Al día siguiente, como cada semana, Rhiannon fue a depositar flores en la tumba de James, su esposo, fallecido dos años antes en un accidente de coche. El lento y profundo dolor no había dejado de acompañarla. Sin embargo, esa mañana, el silencio del cementerio no era suyo.
Alguien ya estaba parado frente a la piedra.
La mujer del supermercado. Con su hijo en brazos, recogía los lirios que Rhiannon había plantado y los metía en una bolsa.
“¡¿Qué haces?!”, gritó, paralizada.
El otro dio un salto, con los ojos llenos de pánico.
“Yo… yo puedo explicar…”
Las palabras que siguieron hicieron que el mundo entero de Rhiannon se derrumbara.

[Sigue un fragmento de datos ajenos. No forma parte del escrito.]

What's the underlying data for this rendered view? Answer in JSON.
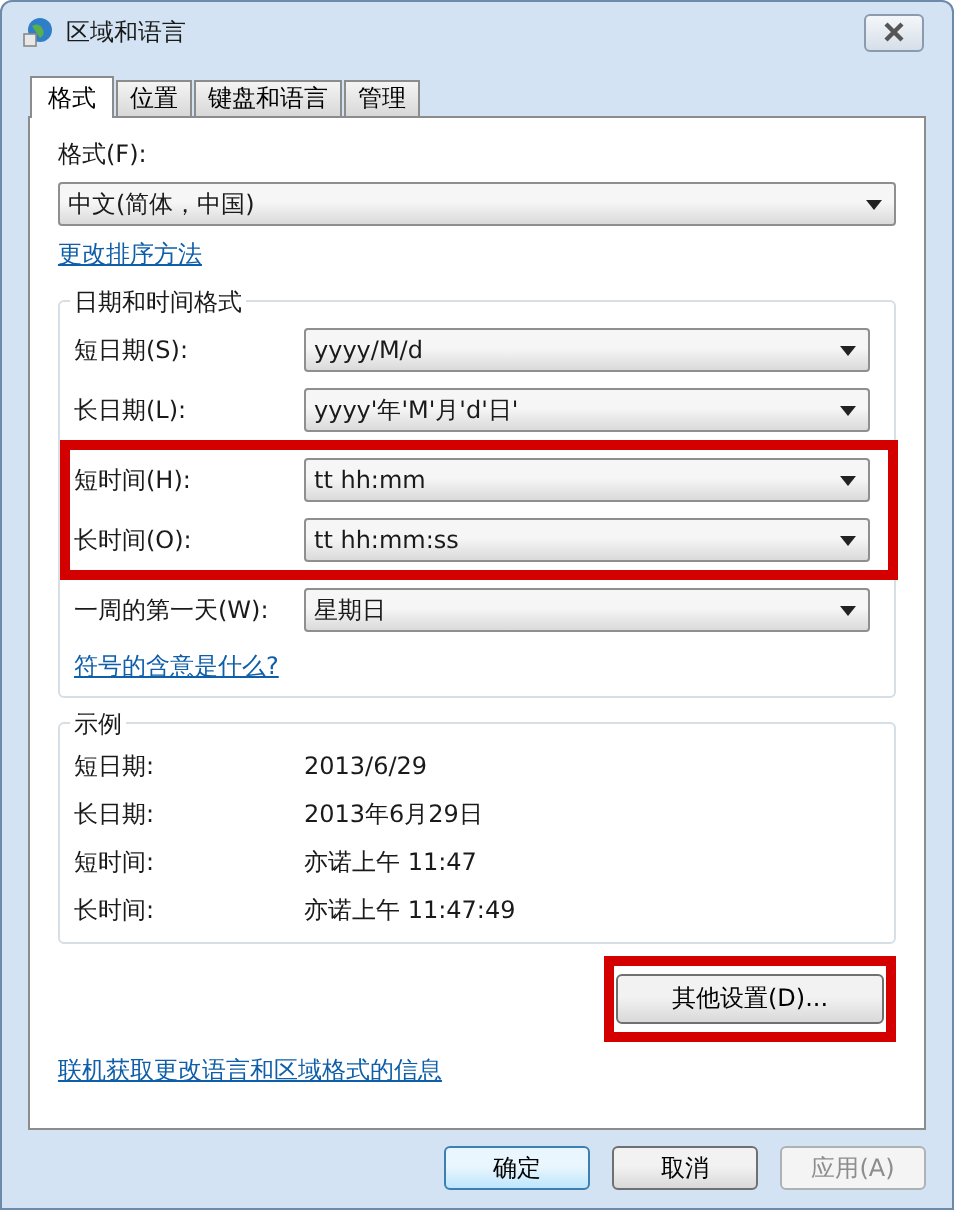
{
  "window": {
    "title": "区域和语言"
  },
  "tabs": [
    {
      "label": "格式",
      "selected": true
    },
    {
      "label": "位置",
      "selected": false
    },
    {
      "label": "键盘和语言",
      "selected": false
    },
    {
      "label": "管理",
      "selected": false
    }
  ],
  "format": {
    "label": "格式(F):",
    "value": "中文(简体，中国)"
  },
  "sort_link": "更改排序方法",
  "date_time_group": {
    "title": "日期和时间格式",
    "rows": [
      {
        "label": "短日期(S):",
        "value": "yyyy/M/d",
        "highlighted": false
      },
      {
        "label": "长日期(L):",
        "value": "yyyy'年'M'月'd'日'",
        "highlighted": false
      },
      {
        "label": "短时间(H):",
        "value": "tt hh:mm",
        "highlighted": true
      },
      {
        "label": "长时间(O):",
        "value": "tt hh:mm:ss",
        "highlighted": true
      },
      {
        "label": "一周的第一天(W):",
        "value": "星期日",
        "highlighted": false
      }
    ],
    "link": "符号的含意是什么?"
  },
  "examples_group": {
    "title": "示例",
    "rows": [
      {
        "label": "短日期:",
        "value": "2013/6/29"
      },
      {
        "label": "长日期:",
        "value": "2013年6月29日"
      },
      {
        "label": "短时间:",
        "value": "亦诺上午 11:47"
      },
      {
        "label": "长时间:",
        "value": "亦诺上午 11:47:49"
      }
    ]
  },
  "other_settings_button": {
    "label": "其他设置(D)...",
    "highlighted": true
  },
  "online_link": "联机获取更改语言和区域格式的信息",
  "buttons": [
    {
      "label": "确定",
      "kind": "default",
      "disabled": false
    },
    {
      "label": "取消",
      "kind": "normal",
      "disabled": false
    },
    {
      "label": "应用(A)",
      "kind": "normal",
      "disabled": true
    }
  ]
}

James. Ese nombre en sus labios.
James, el padre de su hijo.
Todo se derrumbó. El marido al que había llorado durante dos años tenía otra vida, oculta, paralela a la suya. Una verdad insoportable. Sin embargo, en los ojos húmedos de esta mujer, y especialmente en los del bebé, no había mentira ni cálculo: solo el rastro de un hombre al que ambas habían amado.
Rhiannon podría haberle dado la espalda. Pero algo, más fuerte que la ira, más profundo que la traición, la detuvo. Porque el niño no tenía nada que ver. Y poco a poco, frente a este pequeño que tenía los ojos de James, comprendió que este no era el final de su historia, sino quizás el comienzo de otra.